In the second case, Henry Bros (Magherafelt) Ltd & Others v Department of Education for Northern Ireland [2008] ("Henry Bros"), the claimant was not appointed to the defendant's framework panel. In the selection process, the first phase tender only required tenderers to specify their fee percentage (profit and overhead) in relation to a number of notional values. During the term of the framework agreement a secondary competition was to be held to determine to which party the call-off contracts should be awarded, based on a more detailed pricing process. The claimant argued that, whilst pricing per se is not a mandatory element of the "most economically advantageous tender" criteria, it was anti-competitive to allow price to be determined only during the second phase in one to one negotiations for specific call-off contracts. The Court agreed and, following McLaughlin, set aside the framework agreement. It would therefore seem that, while price is not a mandatory criterion, where it is used it must be determined under competitive conditions.
The Henry Bros case is worthy of detailed analysis in its own right but it is of most relevance in the context of remedies.
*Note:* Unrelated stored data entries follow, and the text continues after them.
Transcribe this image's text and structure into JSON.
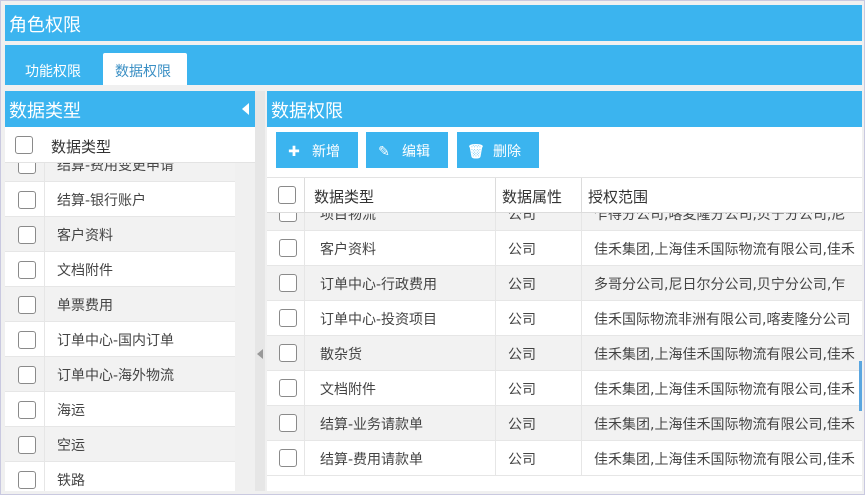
{
  "window": {
    "title": "角色权限"
  },
  "tabs": [
    {
      "label": "功能权限",
      "active": false
    },
    {
      "label": "数据权限",
      "active": true
    }
  ],
  "left_panel": {
    "title": "数据类型",
    "header_label": "数据类型",
    "items": [
      "结算-费用变更申请",
      "结算-银行账户",
      "客户资料",
      "文档附件",
      "单票费用",
      "订单中心-国内订单",
      "订单中心-海外物流",
      "海运",
      "空运",
      "铁路"
    ]
  },
  "right_panel": {
    "title": "数据权限",
    "toolbar": {
      "add_label": "新增",
      "edit_label": "编辑",
      "delete_label": "删除"
    },
    "columns": [
      "数据类型",
      "数据属性",
      "授权范围"
    ],
    "rows": [
      {
        "type": "项目物流",
        "attr": "公司",
        "scope": "乍得分公司,喀麦隆分公司,贝宁分公司,尼"
      },
      {
        "type": "客户资料",
        "attr": "公司",
        "scope": "佳禾集团,上海佳禾国际物流有限公司,佳禾"
      },
      {
        "type": "订单中心-行政费用",
        "attr": "公司",
        "scope": "多哥分公司,尼日尔分公司,贝宁分公司,乍"
      },
      {
        "type": "订单中心-投资项目",
        "attr": "公司",
        "scope": "佳禾国际物流非洲有限公司,喀麦隆分公司"
      },
      {
        "type": "散杂货",
        "attr": "公司",
        "scope": "佳禾集团,上海佳禾国际物流有限公司,佳禾"
      },
      {
        "type": "文档附件",
        "attr": "公司",
        "scope": "佳禾集团,上海佳禾国际物流有限公司,佳禾"
      },
      {
        "type": "结算-业务请款单",
        "attr": "公司",
        "scope": "佳禾集团,上海佳禾国际物流有限公司,佳禾"
      },
      {
        "type": "结算-费用请款单",
        "attr": "公司",
        "scope": "佳禾集团,上海佳禾国际物流有限公司,佳禾"
      }
    ]
  },
  "colors": {
    "accent": "#3bb4ef",
    "row_alt": "#f2f2f2"
  }
}
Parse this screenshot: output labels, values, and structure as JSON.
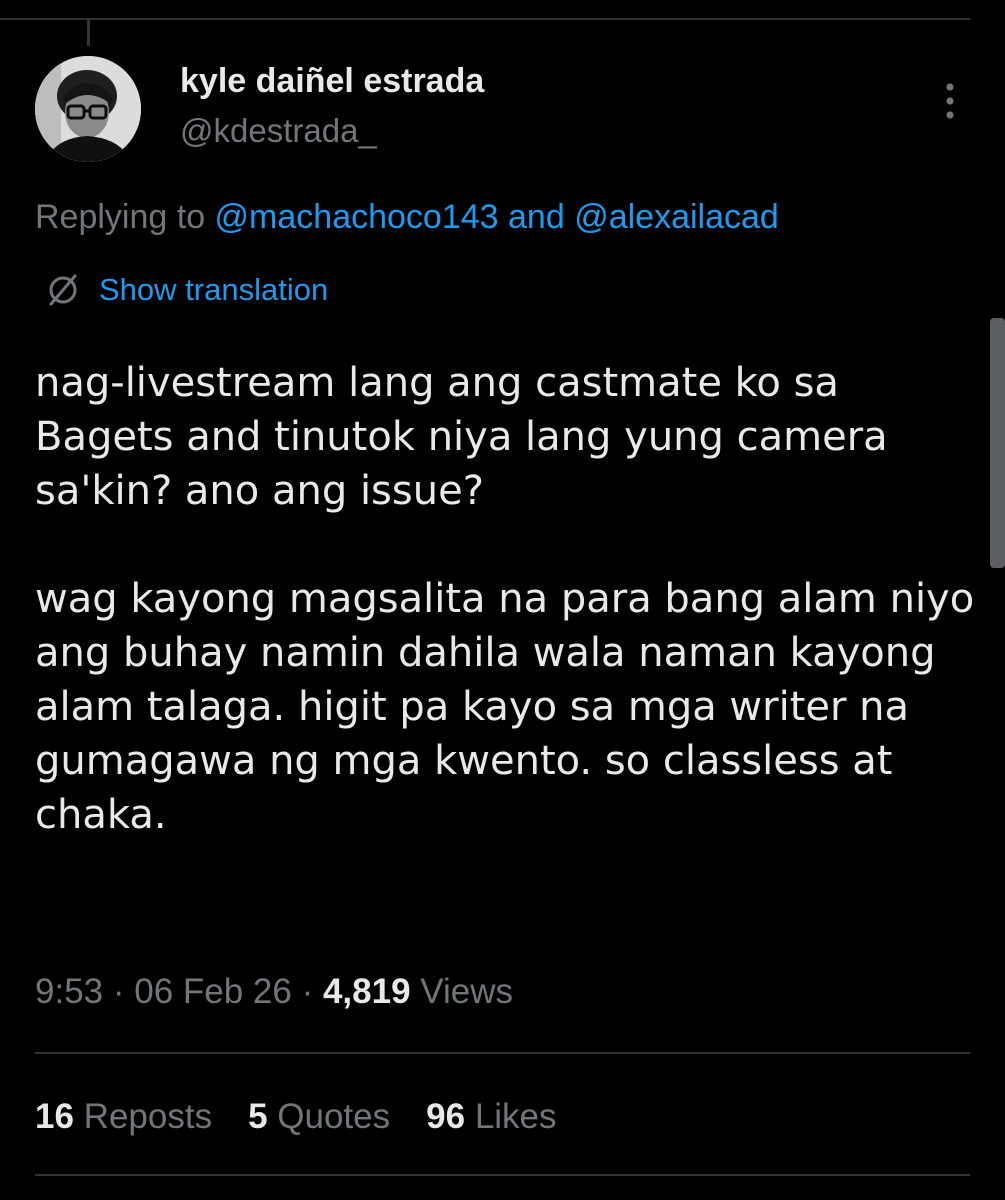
{
  "author": {
    "display_name": "kyle daiñel estrada",
    "handle": "@kdestrada_",
    "avatar_icon": "profile-photo"
  },
  "reply": {
    "prefix": "Replying to ",
    "mention_1": "@machachoco143",
    "conjunction": " and ",
    "mention_2": "@alexailacad"
  },
  "translation": {
    "label": "Show translation",
    "icon": "globe-slash-icon"
  },
  "tweet": {
    "paragraph_1": "nag-livestream lang ang castmate ko sa Bagets and tinutok niya lang yung camera sa'kin? ano ang issue?",
    "paragraph_2": "wag kayong magsalita na para bang alam niyo ang buhay namin dahila wala naman kayong alam talaga. higit pa kayo sa mga writer na gumagawa ng mga kwento. so classless at chaka."
  },
  "meta": {
    "time": "9:53",
    "separator": " · ",
    "date": "06 Feb 26",
    "views_count": "4,819",
    "views_label": "Views"
  },
  "stats": [
    {
      "count": "16",
      "label": "Reposts"
    },
    {
      "count": "5",
      "label": "Quotes"
    },
    {
      "count": "96",
      "label": "Likes"
    }
  ],
  "colors": {
    "background": "#000000",
    "text": "#e7e9ea",
    "secondary": "#71767b",
    "accent": "#1d9bf0",
    "divider": "#2f3336"
  }
}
In Henry Bros, unlike McLaughlin, the defendant requested the Court to consider the Remedies Directive not yet implemented in the UK. The Court rejected this view and decided that framework agreements were a different species of contract and not intended to be captured by the Directive in spite of the express wording. enry Bros have appealed and this particular element of the judgment is likely to invite close scrutiny.
Interestingly, in McLaughlin, no specific call-off contracts had been entered into at the time the framework agreement was set aside but the Court considered that the procuring authority could proceed with contracts that it was ready to let. In Henry Bros, the call-off contracts already let were allowed to stand with damages being the appropriate and only remedy (consistent with the Regulations). It will be interesting to see whether the decisions are followed by the High Court in England and how this is addressed when the Remedies Directive is implemented in the UK later this year.
There are also some broader potential implications of Henry Bros for all two-stage design and build contracts. If the decision is upheld, then the general principles of transparency and equal treatment will require competition on the actual price or out-turn costs of a contract before the employer can assess which tender is the most economically advantageous.
Conclusion
These cases highlight the importance of complying with the letter of a transparent and fair tendering process. For the public sector it is evident that the risk of challenge to procurement decisions has never been greater and, whilst the cases establish an increasingly level playing field between contractors and procuring authorities, procurement law is becoming something of a minefield to be crossed only with expert assistance. Interesting times lie ahead.